All You Need Is Love.


Isn't it true?

Perhaps I'm just being idealistic, but if you have love, you don't need anything else. Well, there's always Doritos... And Purple Drank. And MOKES!


Hey buddy, wanna moke?

(Only my bestie will get this. :D)

Anyway. Comments are always appreciated. :)

Wednesday, March 31, 2010

Wow.

I just finished reading over all of my old blogs (well, the ones I could remember, anyway). All I can say is "Wow". Some of that shit was pretty intense... and extremely whiny, haha.

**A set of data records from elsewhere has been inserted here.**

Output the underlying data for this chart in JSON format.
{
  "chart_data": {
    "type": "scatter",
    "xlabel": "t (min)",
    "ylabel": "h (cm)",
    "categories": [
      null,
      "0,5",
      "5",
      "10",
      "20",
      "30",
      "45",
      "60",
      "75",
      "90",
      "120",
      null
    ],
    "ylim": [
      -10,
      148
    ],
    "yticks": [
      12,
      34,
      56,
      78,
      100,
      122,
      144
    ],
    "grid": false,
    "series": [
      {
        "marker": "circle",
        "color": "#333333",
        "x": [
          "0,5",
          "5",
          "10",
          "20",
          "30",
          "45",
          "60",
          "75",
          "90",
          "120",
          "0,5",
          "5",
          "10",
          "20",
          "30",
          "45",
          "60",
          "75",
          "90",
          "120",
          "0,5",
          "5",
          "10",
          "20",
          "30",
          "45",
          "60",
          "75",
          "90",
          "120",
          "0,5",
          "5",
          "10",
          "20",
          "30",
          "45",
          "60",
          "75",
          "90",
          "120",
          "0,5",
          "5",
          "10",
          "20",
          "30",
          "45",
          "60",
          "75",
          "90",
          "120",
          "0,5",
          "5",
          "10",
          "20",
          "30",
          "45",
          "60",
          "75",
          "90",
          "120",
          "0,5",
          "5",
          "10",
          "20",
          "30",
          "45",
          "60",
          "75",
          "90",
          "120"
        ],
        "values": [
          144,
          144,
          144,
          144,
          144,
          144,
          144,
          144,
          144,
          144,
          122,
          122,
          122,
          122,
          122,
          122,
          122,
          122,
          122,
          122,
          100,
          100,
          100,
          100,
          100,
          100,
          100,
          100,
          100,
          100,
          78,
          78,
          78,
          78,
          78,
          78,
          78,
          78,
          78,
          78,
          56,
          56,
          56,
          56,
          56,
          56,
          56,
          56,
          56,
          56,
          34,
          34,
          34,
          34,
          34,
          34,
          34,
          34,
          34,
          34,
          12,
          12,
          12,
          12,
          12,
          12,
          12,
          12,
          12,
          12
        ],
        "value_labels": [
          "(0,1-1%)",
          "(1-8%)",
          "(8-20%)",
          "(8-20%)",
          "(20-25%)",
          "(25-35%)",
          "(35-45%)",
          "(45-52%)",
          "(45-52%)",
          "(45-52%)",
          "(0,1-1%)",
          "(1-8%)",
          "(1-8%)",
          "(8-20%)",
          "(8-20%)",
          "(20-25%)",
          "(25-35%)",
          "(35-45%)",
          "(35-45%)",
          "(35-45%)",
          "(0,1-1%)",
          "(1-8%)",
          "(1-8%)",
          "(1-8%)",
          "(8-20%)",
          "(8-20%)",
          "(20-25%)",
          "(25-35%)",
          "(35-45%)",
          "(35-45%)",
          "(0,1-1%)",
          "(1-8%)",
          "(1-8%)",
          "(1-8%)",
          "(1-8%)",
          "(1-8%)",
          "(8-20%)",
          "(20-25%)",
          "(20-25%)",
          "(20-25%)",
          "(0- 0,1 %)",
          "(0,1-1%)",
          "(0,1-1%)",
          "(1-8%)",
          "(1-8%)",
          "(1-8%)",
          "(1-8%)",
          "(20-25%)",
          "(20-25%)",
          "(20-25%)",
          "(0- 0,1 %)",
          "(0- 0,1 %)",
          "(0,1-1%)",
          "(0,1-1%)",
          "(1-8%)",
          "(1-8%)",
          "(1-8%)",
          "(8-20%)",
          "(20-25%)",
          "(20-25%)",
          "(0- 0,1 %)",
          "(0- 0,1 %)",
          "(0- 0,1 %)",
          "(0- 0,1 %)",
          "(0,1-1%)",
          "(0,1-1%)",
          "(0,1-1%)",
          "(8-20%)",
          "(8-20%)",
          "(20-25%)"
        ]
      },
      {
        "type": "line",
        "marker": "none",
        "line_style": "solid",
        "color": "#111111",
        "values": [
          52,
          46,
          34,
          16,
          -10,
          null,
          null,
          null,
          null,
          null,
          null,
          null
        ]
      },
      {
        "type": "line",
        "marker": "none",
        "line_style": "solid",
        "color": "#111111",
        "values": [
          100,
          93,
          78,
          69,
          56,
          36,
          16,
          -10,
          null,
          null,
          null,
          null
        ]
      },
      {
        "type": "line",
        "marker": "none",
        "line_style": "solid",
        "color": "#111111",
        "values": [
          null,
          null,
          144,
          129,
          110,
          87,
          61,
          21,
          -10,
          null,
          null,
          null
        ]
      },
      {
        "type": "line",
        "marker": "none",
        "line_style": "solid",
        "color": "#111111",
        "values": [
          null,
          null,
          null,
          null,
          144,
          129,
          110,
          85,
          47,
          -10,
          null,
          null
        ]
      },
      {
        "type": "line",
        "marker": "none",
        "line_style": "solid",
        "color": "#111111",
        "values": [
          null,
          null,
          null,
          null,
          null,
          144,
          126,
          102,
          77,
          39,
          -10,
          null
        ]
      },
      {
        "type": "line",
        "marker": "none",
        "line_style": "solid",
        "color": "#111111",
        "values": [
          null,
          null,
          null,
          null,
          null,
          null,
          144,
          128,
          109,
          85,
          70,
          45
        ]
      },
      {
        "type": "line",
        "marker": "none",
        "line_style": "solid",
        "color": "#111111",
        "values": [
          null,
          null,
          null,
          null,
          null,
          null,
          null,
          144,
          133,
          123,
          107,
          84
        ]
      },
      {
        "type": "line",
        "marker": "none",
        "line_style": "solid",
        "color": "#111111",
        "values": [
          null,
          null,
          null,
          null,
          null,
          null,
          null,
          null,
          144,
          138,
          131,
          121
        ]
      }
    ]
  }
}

Anyway, this is my more informal blog. The other one is meant to be a bit more regimented and professional in terms of what I write on it; this one is just for fun, and more for my friends who will actually care about the tripe I'm going to write on here. :P

So, I have a friend staying with me right now. It's a lot of fun, even though she's a bit nuts. XD We've been staying up basically ALL night for the last two days and watching movies, chatting, and laughing our fucking asses off.

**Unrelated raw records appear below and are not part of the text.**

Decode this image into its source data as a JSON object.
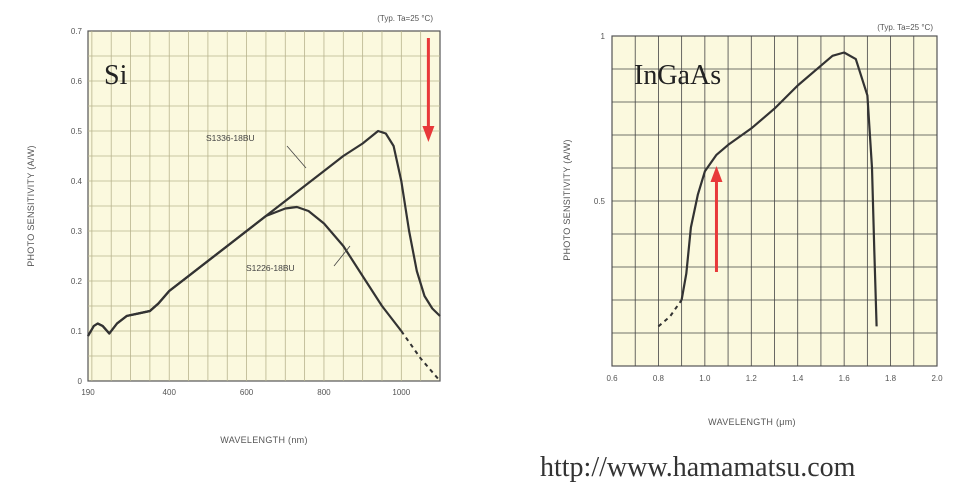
{
  "chart_data": [
    {
      "type": "line",
      "plot_label": "Si",
      "condition_note": "(Typ. Ta=25 °C)",
      "xlabel": "WAVELENGTH (nm)",
      "ylabel": "PHOTO SENSITIVITY (A/W)",
      "xlim": [
        190,
        1100
      ],
      "ylim": [
        0,
        0.7
      ],
      "xticks": [
        "190",
        "400",
        "600",
        "800",
        "1000"
      ],
      "yticks": [
        "0",
        "0.1",
        "0.2",
        "0.3",
        "0.4",
        "0.5",
        "0.6",
        "0.7"
      ],
      "grid": true,
      "series": [
        {
          "name": "S1336-18BU",
          "points": [
            [
              190,
              0.09
            ],
            [
              205,
              0.11
            ],
            [
              215,
              0.115
            ],
            [
              228,
              0.11
            ],
            [
              245,
              0.095
            ],
            [
              265,
              0.115
            ],
            [
              290,
              0.13
            ],
            [
              320,
              0.135
            ],
            [
              350,
              0.14
            ],
            [
              372,
              0.155
            ],
            [
              400,
              0.18
            ],
            [
              450,
              0.21
            ],
            [
              500,
              0.24
            ],
            [
              550,
              0.27
            ],
            [
              600,
              0.3
            ],
            [
              650,
              0.33
            ],
            [
              700,
              0.36
            ],
            [
              750,
              0.39
            ],
            [
              800,
              0.42
            ],
            [
              850,
              0.45
            ],
            [
              900,
              0.475
            ],
            [
              940,
              0.5
            ],
            [
              960,
              0.495
            ],
            [
              980,
              0.47
            ],
            [
              1000,
              0.4
            ],
            [
              1020,
              0.3
            ],
            [
              1040,
              0.22
            ],
            [
              1060,
              0.17
            ],
            [
              1080,
              0.145
            ],
            [
              1100,
              0.13
            ]
          ]
        },
        {
          "name": "S1226-18BU",
          "points": [
            [
              190,
              0.09
            ],
            [
              205,
              0.11
            ],
            [
              215,
              0.115
            ],
            [
              228,
              0.11
            ],
            [
              245,
              0.095
            ],
            [
              265,
              0.115
            ],
            [
              290,
              0.13
            ],
            [
              320,
              0.135
            ],
            [
              350,
              0.14
            ],
            [
              372,
              0.155
            ],
            [
              400,
              0.18
            ],
            [
              450,
              0.21
            ],
            [
              500,
              0.24
            ],
            [
              550,
              0.27
            ],
            [
              600,
              0.3
            ],
            [
              650,
              0.33
            ],
            [
              700,
              0.345
            ],
            [
              730,
              0.348
            ],
            [
              760,
              0.34
            ],
            [
              800,
              0.315
            ],
            [
              850,
              0.27
            ],
            [
              900,
              0.21
            ],
            [
              950,
              0.15
            ],
            [
              1000,
              0.1
            ],
            [
              1050,
              0.045
            ],
            [
              1100,
              0.0
            ]
          ],
          "dashed_from": 1000
        }
      ],
      "annotation_arrow": {
        "direction": "down",
        "color": "#e8393a",
        "x_at": 1070
      }
    },
    {
      "type": "line",
      "plot_label": "InGaAs",
      "condition_note": "(Typ. Ta=25 °C)",
      "xlabel": "WAVELENGTH (μm)",
      "ylabel": "PHOTO SENSITIVITY (A/W)",
      "xlim": [
        0.6,
        2.0
      ],
      "ylim": [
        0,
        1.0
      ],
      "xticks": [
        "0.6",
        "0.8",
        "1.0",
        "1.2",
        "1.4",
        "1.6",
        "1.8",
        "2.0"
      ],
      "yticks": [
        "0.5",
        "1"
      ],
      "grid": true,
      "series": [
        {
          "name": "",
          "points": [
            [
              0.8,
              0.12
            ],
            [
              0.85,
              0.15
            ],
            [
              0.9,
              0.2
            ],
            [
              0.92,
              0.28
            ],
            [
              0.94,
              0.42
            ],
            [
              0.97,
              0.52
            ],
            [
              1.0,
              0.59
            ],
            [
              1.05,
              0.64
            ],
            [
              1.1,
              0.67
            ],
            [
              1.2,
              0.72
            ],
            [
              1.3,
              0.78
            ],
            [
              1.4,
              0.85
            ],
            [
              1.5,
              0.91
            ],
            [
              1.55,
              0.94
            ],
            [
              1.6,
              0.95
            ],
            [
              1.65,
              0.93
            ],
            [
              1.7,
              0.82
            ],
            [
              1.72,
              0.6
            ],
            [
              1.73,
              0.35
            ],
            [
              1.74,
              0.12
            ]
          ],
          "dashed_until": 0.9
        }
      ],
      "annotation_arrow": {
        "direction": "up",
        "color": "#e8393a",
        "x_at": 1.05
      }
    }
  ],
  "footer": {
    "url": "http://www.hamamatsu.com"
  }
}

Oh hahaha! That reminds me! We watched Spice World today! IT SUCKED HARDER THAN A FUCKING DYSON VACUUM CLEANER. It was absolutely hysterical how bad it was! My friend and I were laughing through the entire movie, and not just because of the bad jokes in it. At one point about midway through the movie, we went out for a smoke and we were both like WHY THE FUCK ARE WE WATCHING THIS?!

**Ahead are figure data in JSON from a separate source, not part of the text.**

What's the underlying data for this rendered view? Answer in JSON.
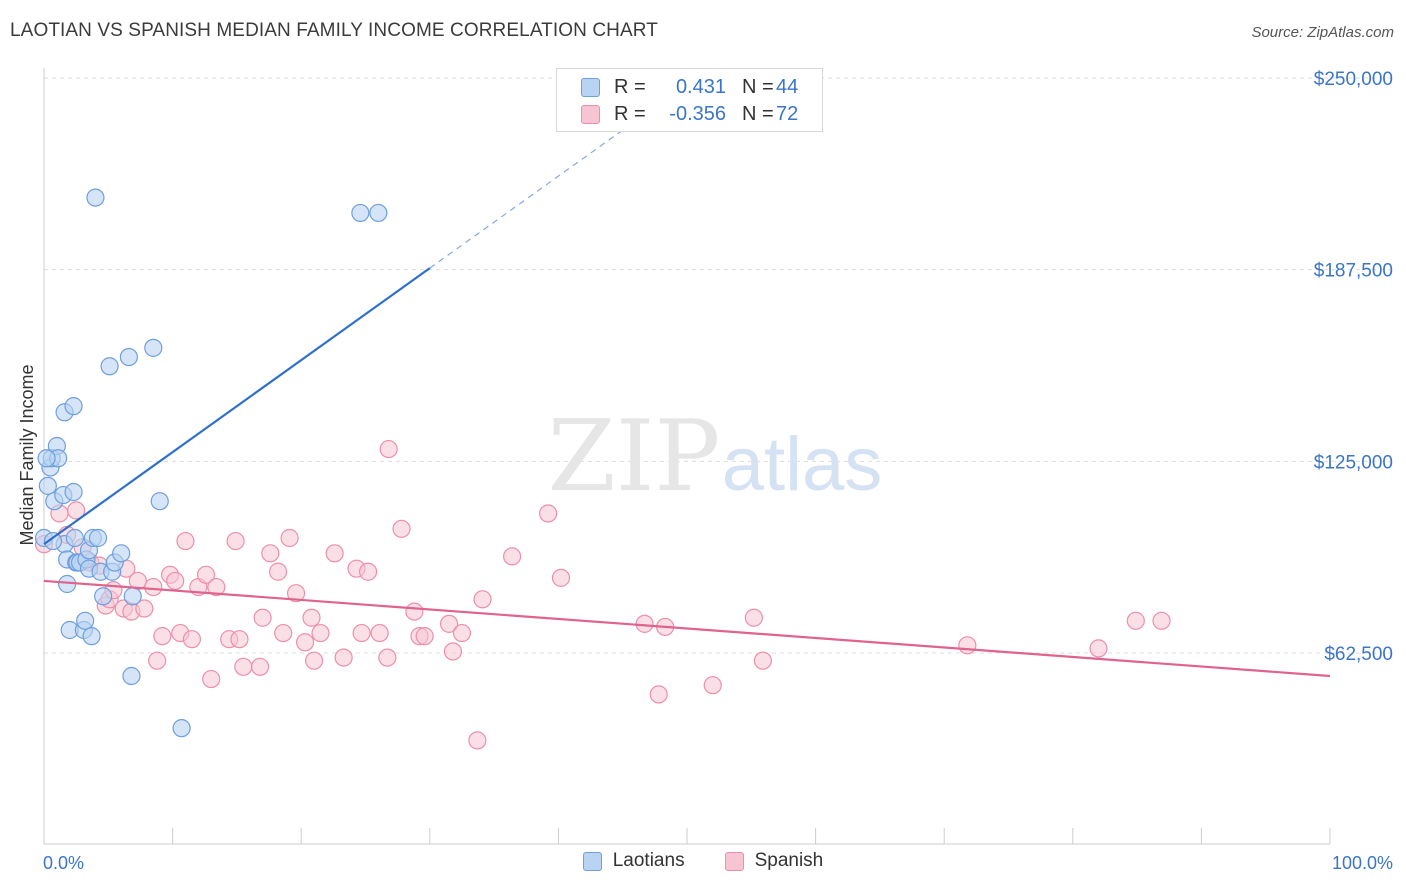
{
  "header": {
    "title": "LAOTIAN VS SPANISH MEDIAN FAMILY INCOME CORRELATION CHART",
    "source": "Source: ZipAtlas.com"
  },
  "watermark": {
    "zip": "ZIP",
    "atlas": "atlas"
  },
  "legend": {
    "rows": [
      {
        "r_label": "R =",
        "r_value": "0.431",
        "n_label": "N =",
        "n_value": "44"
      },
      {
        "r_label": "R =",
        "r_value": "-0.356",
        "n_label": "N =",
        "n_value": "72"
      }
    ]
  },
  "colors": {
    "laotians_fill": "#b9d3f2",
    "laotians_stroke": "#6e9fde",
    "laotians_line": "#2d6fcc",
    "spanish_fill": "#f7c4d3",
    "spanish_stroke": "#ec8fab",
    "spanish_line": "#e0628d",
    "tick_label": "#3b75c9",
    "grid": "#dddddd"
  },
  "chart_data": {
    "type": "scatter",
    "title": "LAOTIAN VS SPANISH MEDIAN FAMILY INCOME CORRELATION CHART",
    "xlabel": "",
    "ylabel": "Median Family Income",
    "xlim": [
      0,
      100
    ],
    "ylim": [
      0,
      260000
    ],
    "x_tick_labels": [
      "0.0%",
      "100.0%"
    ],
    "y_ticks": [
      62500,
      125000,
      187500,
      250000
    ],
    "y_tick_labels": [
      "$62,500",
      "$125,000",
      "$187,500",
      "$250,000"
    ],
    "grid": true,
    "legend": "top-center",
    "series": [
      {
        "name": "Laotians",
        "r": 0.431,
        "n": 44,
        "trend": {
          "x": [
            0,
            30
          ],
          "y": [
            98000,
            188000
          ],
          "extended_to": [
            48,
            242000
          ]
        },
        "points": [
          [
            0.0,
            100000
          ],
          [
            0.3,
            117000
          ],
          [
            0.5,
            123000
          ],
          [
            0.6,
            126000
          ],
          [
            0.8,
            112000
          ],
          [
            1.0,
            130000
          ],
          [
            1.1,
            126000
          ],
          [
            1.5,
            114000
          ],
          [
            1.6,
            141000
          ],
          [
            1.6,
            98000
          ],
          [
            1.8,
            85000
          ],
          [
            1.8,
            93000
          ],
          [
            2.0,
            70000
          ],
          [
            2.3,
            143000
          ],
          [
            2.3,
            115000
          ],
          [
            2.4,
            100000
          ],
          [
            2.5,
            92000
          ],
          [
            2.6,
            92000
          ],
          [
            2.8,
            92000
          ],
          [
            3.1,
            70000
          ],
          [
            3.2,
            73000
          ],
          [
            3.3,
            93000
          ],
          [
            3.5,
            96000
          ],
          [
            3.5,
            90000
          ],
          [
            3.7,
            68000
          ],
          [
            3.8,
            100000
          ],
          [
            4.0,
            211000
          ],
          [
            4.2,
            100000
          ],
          [
            4.4,
            89000
          ],
          [
            4.6,
            81000
          ],
          [
            5.1,
            156000
          ],
          [
            5.3,
            89000
          ],
          [
            5.5,
            92000
          ],
          [
            6.0,
            95000
          ],
          [
            6.6,
            159000
          ],
          [
            6.8,
            55000
          ],
          [
            6.9,
            81000
          ],
          [
            8.5,
            162000
          ],
          [
            9.0,
            112000
          ],
          [
            10.7,
            38000
          ],
          [
            24.6,
            206000
          ],
          [
            26.0,
            206000
          ],
          [
            0.2,
            126000
          ],
          [
            0.7,
            99000
          ]
        ]
      },
      {
        "name": "Spanish",
        "r": -0.356,
        "n": 72,
        "trend": {
          "x": [
            0,
            100
          ],
          "y": [
            86000,
            55000
          ]
        },
        "points": [
          [
            0.0,
            98000
          ],
          [
            1.2,
            108000
          ],
          [
            1.8,
            101000
          ],
          [
            2.5,
            109000
          ],
          [
            3.0,
            97000
          ],
          [
            3.6,
            92000
          ],
          [
            4.3,
            91000
          ],
          [
            4.8,
            78000
          ],
          [
            5.1,
            80000
          ],
          [
            5.4,
            83000
          ],
          [
            6.2,
            77000
          ],
          [
            6.4,
            90000
          ],
          [
            6.8,
            76000
          ],
          [
            7.3,
            86000
          ],
          [
            7.8,
            77000
          ],
          [
            8.5,
            84000
          ],
          [
            8.8,
            60000
          ],
          [
            9.2,
            68000
          ],
          [
            9.8,
            88000
          ],
          [
            10.2,
            86000
          ],
          [
            10.6,
            69000
          ],
          [
            11.0,
            99000
          ],
          [
            11.5,
            67000
          ],
          [
            12.0,
            84000
          ],
          [
            12.6,
            88000
          ],
          [
            13.0,
            54000
          ],
          [
            13.4,
            84000
          ],
          [
            14.4,
            67000
          ],
          [
            14.9,
            99000
          ],
          [
            15.2,
            67000
          ],
          [
            15.5,
            58000
          ],
          [
            16.8,
            58000
          ],
          [
            17.0,
            74000
          ],
          [
            17.6,
            95000
          ],
          [
            18.2,
            89000
          ],
          [
            18.6,
            69000
          ],
          [
            19.1,
            100000
          ],
          [
            19.6,
            82000
          ],
          [
            20.3,
            66000
          ],
          [
            20.8,
            74000
          ],
          [
            21.0,
            60000
          ],
          [
            21.5,
            69000
          ],
          [
            22.6,
            95000
          ],
          [
            23.3,
            61000
          ],
          [
            24.3,
            90000
          ],
          [
            24.7,
            69000
          ],
          [
            25.2,
            89000
          ],
          [
            26.1,
            69000
          ],
          [
            26.7,
            61000
          ],
          [
            26.8,
            129000
          ],
          [
            27.8,
            103000
          ],
          [
            28.8,
            76000
          ],
          [
            29.2,
            68000
          ],
          [
            29.6,
            68000
          ],
          [
            31.5,
            72000
          ],
          [
            31.8,
            63000
          ],
          [
            32.5,
            69000
          ],
          [
            33.7,
            34000
          ],
          [
            34.1,
            80000
          ],
          [
            36.4,
            94000
          ],
          [
            39.2,
            108000
          ],
          [
            40.2,
            87000
          ],
          [
            46.7,
            72000
          ],
          [
            47.8,
            49000
          ],
          [
            48.3,
            71000
          ],
          [
            52.0,
            52000
          ],
          [
            55.2,
            74000
          ],
          [
            55.9,
            60000
          ],
          [
            71.8,
            65000
          ],
          [
            82.0,
            64000
          ],
          [
            84.9,
            73000
          ],
          [
            86.9,
            73000
          ]
        ]
      }
    ]
  },
  "bottom_legend": {
    "laotians": "Laotians",
    "spanish": "Spanish"
  }
}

I also had a job interview today, which I'm pretty positive about. It's really going to come down to how qualified the other applicants are; I tried to stay relaxed, and even though I failed at times I think I did an alright job. I was all dressed to impress; I was wearing a nice collared shirt and a tie, plus dress pants and my leather jacket. I felt and looked great. I just wish I'd remembered to shave beforehand.

I haven't really had a whole lot of time to kick back and relax over the last couple of days; mostly because my friend is here and I've been having WAY too much fun to sit and think. While I enjoy doing that, I also really like to have fun.

It's actually been a pretty busy week for me; I went to the hot springs on last Saturday with a group of friends, which was alright, I guess. Not everything went as I had planned, and one of the guys that came along was really fucking irritating basically the whole time, and on the way down I started to have a panic attack (my own damn fault; I had had an energy shot after having smoked a bowl of weed the night before. Energy products, weed and cigarettes; what a healthy way to live), but everything turned out alright in the end.

Well, at any rate, I think it's about time to finish up this post now. Thanks for reading, and I'll catch you guys later.

There are quite a few people living in this one body.

Though I suspect it's like that for everyone.

First, there's a polite, genteel exterior that never gets angered in any way, shape or form. This is my public, "Can-I-help-you-ma'am" facade that I put on at work.

Under that, there's a sensitive, caring, kind persona. This comes out when I'm with people I don't interact with regularly or on a more personal level (such as my coworkers and such), but more regularly than a stranger on the street.

Then, underneath that, there's a fun-loving, off-the-wall personality. This is more the real me than anything else; he's wacky, destructive, hilarious and filthy. This comes out when I'm interacting with close friends and those who have proven they can handle that kind of humour.

Going deeper, there's a bitter, bitchy, apathetic self that couldn't give a damn what happens to anyone sometimes, including himself. He's suffered his whole life, so why should things change? Why should anyone else be happy? This comes out with I'm in a bad mood and I'm with someone I feel comfortable with.

Going even further, there's a romantic nature tinged with more than a little bit of sadness. This comes out very, very rarely, more than likely because I don't have anyone to direct it towards.

Stripping me down to the bone, there's a polite, sensitive, off-the-wall, bitter and romantic soul.

I'm all of these personas.

All of these people inside of my skin combine and contrast to create one me.